Как-никак, а все наши жизни вместе закручены в небесполезную для мира, я верю в это, канительную круговерть истории Российской империи.

Я тебе, Понятьев, желаю человеческой кончины, потому что ужас за человека вообще охватывает меня, когда я вспоминаю лазаретовый тесовый заборчик и длинный синий хер, торчащий в дырке, и женщин, по очереди к нему подходящих и тыкающихся в него, согнувшись в три погибели, и отбегающих вдруг с хохотом, стыдом и облегчением, бедных женщин, не ведающих, может быть, что за забором не мужик-богатырь стоит, подбоченившись да играючи, побиваючи все половые рекорды Геракла, а четверо доходяг, больных и голодных, держат на руках живую колодину, которая никак не может извергнуть семя, несмотря на всю мощь и сумасшедшее холодное желание.

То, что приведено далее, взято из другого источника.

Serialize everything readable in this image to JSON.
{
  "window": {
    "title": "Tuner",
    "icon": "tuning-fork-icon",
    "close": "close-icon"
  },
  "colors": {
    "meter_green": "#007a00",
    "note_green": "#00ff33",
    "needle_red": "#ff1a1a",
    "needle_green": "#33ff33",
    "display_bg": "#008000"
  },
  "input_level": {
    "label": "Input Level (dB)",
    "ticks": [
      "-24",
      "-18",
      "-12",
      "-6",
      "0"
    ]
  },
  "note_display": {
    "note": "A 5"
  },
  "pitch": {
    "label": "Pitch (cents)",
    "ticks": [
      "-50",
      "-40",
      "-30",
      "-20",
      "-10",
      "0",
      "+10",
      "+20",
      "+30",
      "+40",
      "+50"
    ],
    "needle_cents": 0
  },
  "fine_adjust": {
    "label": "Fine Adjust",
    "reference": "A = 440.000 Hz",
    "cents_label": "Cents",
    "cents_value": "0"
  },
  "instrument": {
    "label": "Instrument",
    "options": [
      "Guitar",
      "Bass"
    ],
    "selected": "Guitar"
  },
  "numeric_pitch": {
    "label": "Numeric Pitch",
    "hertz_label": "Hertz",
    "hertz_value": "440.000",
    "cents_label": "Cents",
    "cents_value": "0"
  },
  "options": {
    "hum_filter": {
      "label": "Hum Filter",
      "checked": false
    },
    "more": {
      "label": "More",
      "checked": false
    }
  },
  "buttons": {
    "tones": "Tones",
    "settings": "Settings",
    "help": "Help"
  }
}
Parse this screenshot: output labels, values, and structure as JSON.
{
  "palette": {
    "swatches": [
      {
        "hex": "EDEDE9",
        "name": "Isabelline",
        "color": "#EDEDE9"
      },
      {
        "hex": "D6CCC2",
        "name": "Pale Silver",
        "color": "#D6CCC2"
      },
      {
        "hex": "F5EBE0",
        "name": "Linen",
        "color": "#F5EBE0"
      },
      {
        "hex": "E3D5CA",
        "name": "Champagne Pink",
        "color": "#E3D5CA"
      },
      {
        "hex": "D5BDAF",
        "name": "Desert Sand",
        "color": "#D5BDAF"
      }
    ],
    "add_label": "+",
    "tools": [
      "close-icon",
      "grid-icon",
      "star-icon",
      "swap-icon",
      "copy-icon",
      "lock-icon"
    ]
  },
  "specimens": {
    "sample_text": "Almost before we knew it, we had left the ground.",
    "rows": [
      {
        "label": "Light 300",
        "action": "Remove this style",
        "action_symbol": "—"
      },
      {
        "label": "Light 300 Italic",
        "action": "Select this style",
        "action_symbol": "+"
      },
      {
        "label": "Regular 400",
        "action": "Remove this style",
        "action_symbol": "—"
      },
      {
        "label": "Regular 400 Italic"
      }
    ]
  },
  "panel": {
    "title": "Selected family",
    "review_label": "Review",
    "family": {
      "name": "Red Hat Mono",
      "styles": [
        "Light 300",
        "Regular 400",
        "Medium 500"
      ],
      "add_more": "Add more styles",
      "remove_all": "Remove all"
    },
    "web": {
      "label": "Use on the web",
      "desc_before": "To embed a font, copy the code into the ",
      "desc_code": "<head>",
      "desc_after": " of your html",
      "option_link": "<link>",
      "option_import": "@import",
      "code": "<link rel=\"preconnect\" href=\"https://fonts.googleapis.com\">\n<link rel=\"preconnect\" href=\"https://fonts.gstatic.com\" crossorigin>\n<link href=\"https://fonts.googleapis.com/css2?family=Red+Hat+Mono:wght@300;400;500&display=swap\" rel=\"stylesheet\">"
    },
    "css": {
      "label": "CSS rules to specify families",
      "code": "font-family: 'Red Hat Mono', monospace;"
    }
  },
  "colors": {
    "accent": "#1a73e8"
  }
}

Слезы текут из его взъяренных глаз, когда женщины за заборчиком слетают, как птички, с не разрешающегося сладостной победой члена, а на головы доходяг падают куски хлеба, пачки махорки, брусочки сала и замызганный сахарок – гонорар несчастному самцу и его запыхавшимся ассистентам… Я тебе желаю, Понятьев, человеческой кончины…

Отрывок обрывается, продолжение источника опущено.